Precipitation tests were conducted by adding slurried powdered zinc or aluminum to 1 L of eluate (150 g/L NaCI, 5 g/L NaOH, 0.8 pct NaOCl, or 2M NaClO4) containing 80 ppm Au, 12 ppm Ag, and 70 ppm Hg. Powdered zinc or aluminum, cleaned with NaOH, was added to the eluate and stirred. Samples of solution were taken every 10 min and analyzed. Over 90 pct of the mercury, silver, and gold were precipitated in 10 min from both the NaOCl and NaClO4 solutions with aluminum powder. Zinc powder precipitated 62 pct of the mercury, 64 pct of the silver, and 15 pct of the gold, in 30 min.

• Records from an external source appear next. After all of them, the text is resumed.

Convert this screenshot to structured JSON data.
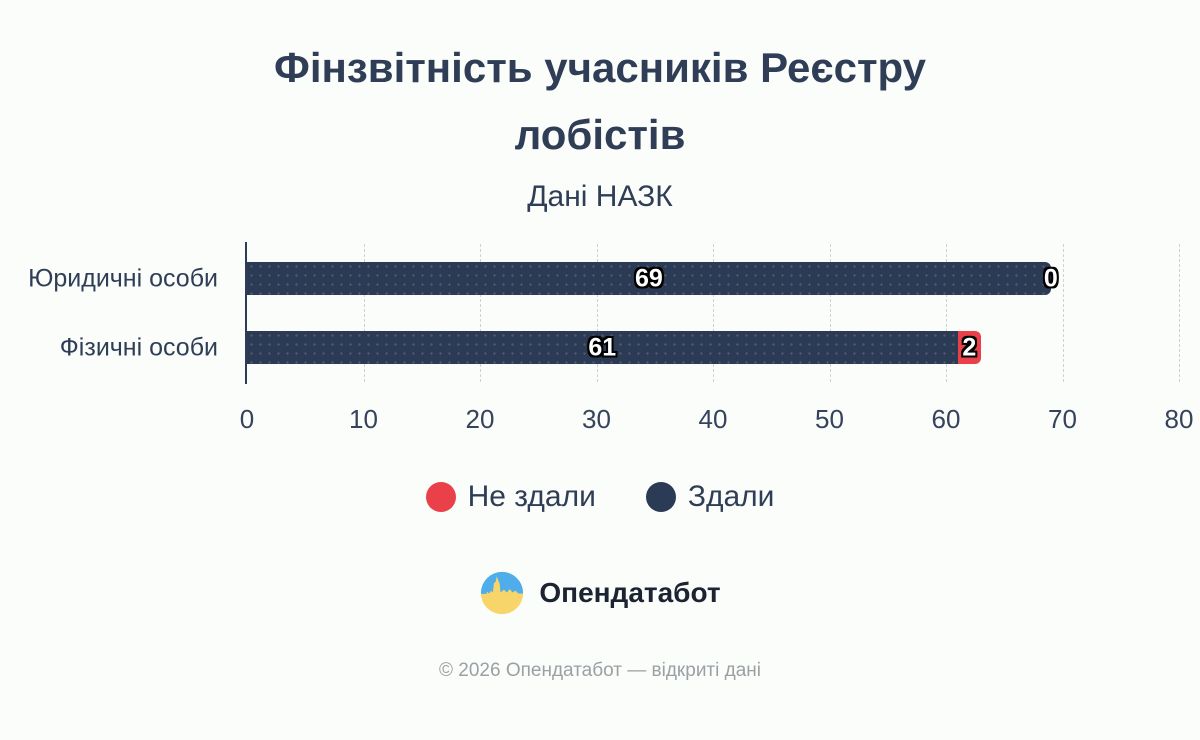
{
  "page": {
    "background_color": "#fbfdfa"
  },
  "header": {
    "title": "Фінзвітність учасників Реєстру лобістів",
    "subtitle": "Дані НАЗК"
  },
  "chart_data": {
    "type": "bar",
    "orientation": "horizontal",
    "title": "Фінзвітність учасників Реєстру лобістів",
    "subtitle": "Дані НАЗК",
    "categories": [
      "Юридичні особи",
      "Фізичні особи"
    ],
    "series": [
      {
        "name": "Здали",
        "color": "#2b3a55",
        "values": [
          69,
          61
        ]
      },
      {
        "name": "Не здали",
        "color": "#e9404a",
        "values": [
          0,
          2
        ]
      }
    ],
    "data_labels": {
      "filed": [
        "69",
        "61"
      ],
      "not_filed": [
        "0",
        "2"
      ]
    },
    "xlim": [
      0,
      80
    ],
    "x_ticks": [
      0,
      10,
      20,
      30,
      40,
      50,
      60,
      70,
      80
    ],
    "grid": "dashed-vertical",
    "legend_position": "bottom"
  },
  "legend": {
    "items": [
      {
        "label": "Не здали",
        "color": "#e9404a"
      },
      {
        "label": "Здали",
        "color": "#2b3a55"
      }
    ]
  },
  "footer": {
    "brand": "Опендатабот",
    "logo": "opendatabot-logo",
    "copyright": "© 2026 Опендатабот — відкриті дані"
  }
}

Electrolytic tests to recover the metal from the NaOCl and NaClO4 eluants were conducted in a compartmented flowthrough cell. The cell consisted of a Teflon filter cloth bag 1 in in diameter by 5 in long, filled with steel wool (cathode). The bag was placed in a 500-mL beaker containing a platinum screen anode. Solution, similar to that used in the precipitation tests, was pumped into the cell with gravity flow from the cell. Cell voltage was maintained at 3.5 to 4 V and ambient temperature. About 95 pct of the gold and silver were recovered

on the steel wood cathode from both the NaOCl and NaClO4 eluants. Mercury had previously been removed as described in earlier sections.

Conclusions

Five strong-base anion-exchange resins were tested for elution of mercury, silver, and gold with inorganic acids and salts. The resins tested included the Rohm and Haas resins IRA-430 and IRA-900, and the Dow Chemical resins 21K, SMA-1, and SBR. These resins were found to have similar elution characteristics with only minor differences. Resins loaded to 145 oz/st of each metal were eluted in batch and column tests.

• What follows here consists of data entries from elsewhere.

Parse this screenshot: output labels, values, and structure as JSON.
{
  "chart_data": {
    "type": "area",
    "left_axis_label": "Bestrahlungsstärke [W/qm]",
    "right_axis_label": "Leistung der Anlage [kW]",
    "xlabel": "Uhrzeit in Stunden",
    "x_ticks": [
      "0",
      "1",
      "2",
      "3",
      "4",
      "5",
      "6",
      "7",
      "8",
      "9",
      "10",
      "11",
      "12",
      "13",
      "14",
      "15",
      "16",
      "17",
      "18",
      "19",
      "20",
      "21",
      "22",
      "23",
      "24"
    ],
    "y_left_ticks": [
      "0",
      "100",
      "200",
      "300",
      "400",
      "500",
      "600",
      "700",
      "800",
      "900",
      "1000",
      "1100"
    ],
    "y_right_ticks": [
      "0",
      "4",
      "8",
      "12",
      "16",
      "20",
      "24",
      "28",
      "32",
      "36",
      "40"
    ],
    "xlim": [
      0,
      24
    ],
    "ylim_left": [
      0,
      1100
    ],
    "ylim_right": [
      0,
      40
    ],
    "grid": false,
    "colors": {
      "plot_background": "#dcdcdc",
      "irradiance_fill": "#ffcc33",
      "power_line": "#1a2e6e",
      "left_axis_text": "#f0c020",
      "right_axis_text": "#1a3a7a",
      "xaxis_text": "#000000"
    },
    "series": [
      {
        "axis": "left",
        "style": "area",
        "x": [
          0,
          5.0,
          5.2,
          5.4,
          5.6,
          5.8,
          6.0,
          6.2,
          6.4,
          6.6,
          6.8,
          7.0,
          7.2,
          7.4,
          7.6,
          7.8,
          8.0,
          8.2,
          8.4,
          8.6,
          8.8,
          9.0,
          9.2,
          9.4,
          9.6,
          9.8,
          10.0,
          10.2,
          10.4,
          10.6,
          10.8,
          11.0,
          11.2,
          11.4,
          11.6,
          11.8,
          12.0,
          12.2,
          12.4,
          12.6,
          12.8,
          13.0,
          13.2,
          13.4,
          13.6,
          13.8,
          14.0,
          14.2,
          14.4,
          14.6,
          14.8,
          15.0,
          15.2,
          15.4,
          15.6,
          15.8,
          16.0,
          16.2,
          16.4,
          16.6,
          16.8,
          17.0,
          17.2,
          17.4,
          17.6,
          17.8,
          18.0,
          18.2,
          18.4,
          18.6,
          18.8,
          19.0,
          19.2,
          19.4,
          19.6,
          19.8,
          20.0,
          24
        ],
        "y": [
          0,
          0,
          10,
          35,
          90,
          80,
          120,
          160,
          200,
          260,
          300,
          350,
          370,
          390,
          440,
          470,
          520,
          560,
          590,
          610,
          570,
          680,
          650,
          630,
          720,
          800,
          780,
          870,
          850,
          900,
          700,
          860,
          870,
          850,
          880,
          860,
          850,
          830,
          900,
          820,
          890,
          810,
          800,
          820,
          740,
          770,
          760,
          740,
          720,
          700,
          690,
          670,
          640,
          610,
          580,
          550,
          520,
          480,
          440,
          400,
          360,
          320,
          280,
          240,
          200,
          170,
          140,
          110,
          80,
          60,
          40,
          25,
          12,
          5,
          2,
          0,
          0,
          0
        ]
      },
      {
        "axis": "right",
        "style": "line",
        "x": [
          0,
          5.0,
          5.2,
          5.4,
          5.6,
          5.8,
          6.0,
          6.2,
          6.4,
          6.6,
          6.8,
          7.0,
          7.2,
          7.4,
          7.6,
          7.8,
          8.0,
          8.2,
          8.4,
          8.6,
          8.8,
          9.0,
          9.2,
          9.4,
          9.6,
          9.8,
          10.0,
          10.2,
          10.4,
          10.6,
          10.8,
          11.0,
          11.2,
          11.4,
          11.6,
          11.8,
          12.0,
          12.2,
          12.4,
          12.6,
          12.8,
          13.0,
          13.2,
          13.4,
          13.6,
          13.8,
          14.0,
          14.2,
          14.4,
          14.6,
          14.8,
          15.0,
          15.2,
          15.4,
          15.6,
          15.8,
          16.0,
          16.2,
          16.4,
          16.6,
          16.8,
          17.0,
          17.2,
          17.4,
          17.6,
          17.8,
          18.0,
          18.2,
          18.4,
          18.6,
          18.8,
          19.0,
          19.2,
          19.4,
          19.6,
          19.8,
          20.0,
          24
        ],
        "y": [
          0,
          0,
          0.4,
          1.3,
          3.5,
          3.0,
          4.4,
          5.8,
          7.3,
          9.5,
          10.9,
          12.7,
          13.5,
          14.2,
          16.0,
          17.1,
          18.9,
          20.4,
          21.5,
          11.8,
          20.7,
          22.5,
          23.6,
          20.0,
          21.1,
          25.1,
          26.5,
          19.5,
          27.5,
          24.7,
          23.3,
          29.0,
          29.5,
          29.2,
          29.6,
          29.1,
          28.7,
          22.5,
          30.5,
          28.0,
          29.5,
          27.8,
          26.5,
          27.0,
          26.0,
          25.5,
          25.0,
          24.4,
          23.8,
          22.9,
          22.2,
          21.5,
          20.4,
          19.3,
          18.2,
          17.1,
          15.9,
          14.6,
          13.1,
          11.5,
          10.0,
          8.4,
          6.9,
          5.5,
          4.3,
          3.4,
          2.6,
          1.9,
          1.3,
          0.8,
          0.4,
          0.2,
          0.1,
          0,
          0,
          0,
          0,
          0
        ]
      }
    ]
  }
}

Mercury elution of 99 to 100 pct was obtained in 3 h, with 2N H2SO4 in batch tests, and in 32 resin BV of acid in column tests. Silver elution of 99 to 100 pct was obtained in 6 h with 200 g/L NaCl in 1N HCl in batch tests, and in 28 resin BV of acid in column tests.

Gold elution of 93 to 98 pct was obtained in 9 h with 0.75 pct NaOCl plus 150 g NaCl and 5 g/L NaOH in batch tests. Gold elution of 94 to 95 pct was obtained in 6 h with 2M NaClO4 in batch tests, and 79- to 89-pct elution was obtained in 6 h in 24 resin BV in column tests.

In the batch elution tests, some silver was removed from the resins with H2SO4, and some gold was removed with strong chloride solutions; however, the silver and gold were not soluble in the dilute acids and could be easily filtered from the mercury solutions. In the column tests, no silver or gold was recovered with the mercury, and no gold was recovered with the silver.

Over 90 pct of the mercury, silver, and gold were recovered in 10 min from the NaOCl and NaClO4 eluants by precipitation with aluminum powder. Zinc powder was not as effective, with only 62 pct of the mercury, 64 pct of the silver, and 15 pct of the gold being precipitated in 30 min. In addition, 95 pct of the gold and silver were recovered from both the NaOCl and NaClO4 eluants by electrolysis using a Teflon-bagged cathode.